VATICAN (CNS): “We cannot allow a tool as powerful and indispensable as artificial intelligence to reinforce such a [technocratic] paradigm, but rather, we must make artificial intelligence a bulwark” against the threat, Pope Francis said in his address on June 14 at the Group of Seven [G7] summit being held in southern Italy.
The pope called artificial intelligence “an exciting and fearsome tool.” It could be used to expand access to knowledge to everyone, to advance scientific research rapidly and to give “demanding and arduous work to machines,” he said.
“Yet at the same time, it could bring with it a greater injustice between advanced and developing nations or between dominant and oppressed social classes, raising the dangerous possibility that a ‘throwaway culture’ be preferred to a ‘culture of encounter,’” the pope said.
Pope Francis pointed out that like every tool and technology “the benefits or harm it will bring will depend on its use.”
He said, “This is precisely where political action is urgently needed,” pointing out that political leaders have a responsibility to create the conditions necessary for artificial intelligence to be at the service of humanity and to help mitigate its risks.
We cannot allow a tool as powerful and indispensable as artificial intelligence to reinforce such a [technocratic] paradigm, but rather, we must make artificial intelligence a bulwark
Many people believe politics is “a distasteful word, often due to the mistakes, corruption and inefficiency of some politicians—not all of them, some. There are also attempts to discredit politics, to replace it with economics or to twist it to one ideology or another,” he said.
But the world cannot function without healthy politics, the pope said, and effective progress toward “universal fraternity and social peace” requires a sound political life.
The pope addressed leaders at the G7’s special “outreach” session dedicated to artificial intelligence. In addition to members—the United States, Japan, Canada, Germany, France, Italy and Great Britain—the forum included specially invited heads of state, including the leaders of Argentina, India and Brazil.
Because of time limits set for speakers, the pope read only a portion of his five-page speech, although the full text was made part of the official record.
While he called for the global community to find shared principles for a more ethical use of AI, Pope Francis also called for an outright ban of certain applications.
While he called for the global community to find shared principles for a more ethical use of AI, Pope Francis also called for an outright ban of certain applications
For example, the pope repeated his insistence that so-called “lethal autonomous weapons” be banned, saying “no machine should ever choose to take the life of a human being.”
Decision-making “must always be left to the human person,” he said. Human dignity itself depends on there being proper human control over the choices made by artificial intelligence programmes.

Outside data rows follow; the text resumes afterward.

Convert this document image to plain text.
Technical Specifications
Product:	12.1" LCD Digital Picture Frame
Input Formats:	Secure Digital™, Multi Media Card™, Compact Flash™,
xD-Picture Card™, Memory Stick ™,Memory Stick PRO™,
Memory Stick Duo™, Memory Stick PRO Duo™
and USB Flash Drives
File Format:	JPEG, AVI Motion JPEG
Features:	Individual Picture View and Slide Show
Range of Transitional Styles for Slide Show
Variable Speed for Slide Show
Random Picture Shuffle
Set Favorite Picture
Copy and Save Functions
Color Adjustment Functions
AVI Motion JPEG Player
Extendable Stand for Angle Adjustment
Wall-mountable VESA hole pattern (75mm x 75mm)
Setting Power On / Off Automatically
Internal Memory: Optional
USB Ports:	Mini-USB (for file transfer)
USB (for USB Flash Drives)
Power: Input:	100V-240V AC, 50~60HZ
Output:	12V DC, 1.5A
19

Humanity would be condemned to a future without hope “if we took away people’s ability to make decisions about themselves and their lives, by dooming them to depend on the choices of machines,” he said.
In his text, he specifically criticised judges using AI with prisoner’s personal data, such as their ethnicity, background, education, psychological assessments and credit rating, to determine whether the prisoner is likely to re-offend upon release and therefore require home-confinement.
Pope Francis also cautioned—students especially—against “generative artificial intelligence,” which are “magnificent tools” and easily make available online “applications for composing a text or producing an image on any theme or subject.”
[Generative AI] not only runs the risk of legitimising fake news and strengthening a dominant culture’s advantage, but, in short, it also undermines the educational process itself
However, the pope said, these tools are not “generative,” because they do not develop new analyses or concepts; they are merely “reinforcing” as they can only repeat what they find, giving it “an appealing form” and “without checking whether it contains errors or preconceptions.”
Generative AI “not only runs the risk of legitimising fake news and strengthening a dominant culture’s advantage, but, in short, it also undermines the educational process itself,” his text said.
“It is precisely the ethos concerning the understanding of the value and dignity of the human person that is most at risk in the implementation and development of these systems,” he told the G7 leaders. “Indeed, we must remember that no innovation is neutral.”
Technology impacts social relations in some way and represents some kind of “arrangement of power, thus enabling certain people to perform specific actions while preventing others from performing different ones,” he said. “In a more or less explicit way, this constitutive power dimension of technology always includes the worldview of those who invented and developed it.”
In order for artificial intelligence programmes to be tools that build up the good and create a better tomorrow, he said, “they must always be aimed at the good of every human being,” and they must have an ethical inspiration, underlining his support of the Rome Call for AI Ethics launched in 2020.
It is up to everyone to “make good use” of artificial intelligence, he said, “but the onus is on politics to create the conditions for such good use to be possible and fruitful.”
The 50th G7 summit was held in Borgo Egnazia in Puglia, from June 13-15 to discuss a series of global issues, including migration, climate change and development in Africa, and the situation in the Middle East and Ukraine. The pope was scheduled to meet privately with 10 heads of state and global leaders in bilateral meetings before and after his talk, including US president, Joe Biden, and Ukrainian president, Volodymyr Zelenskyy.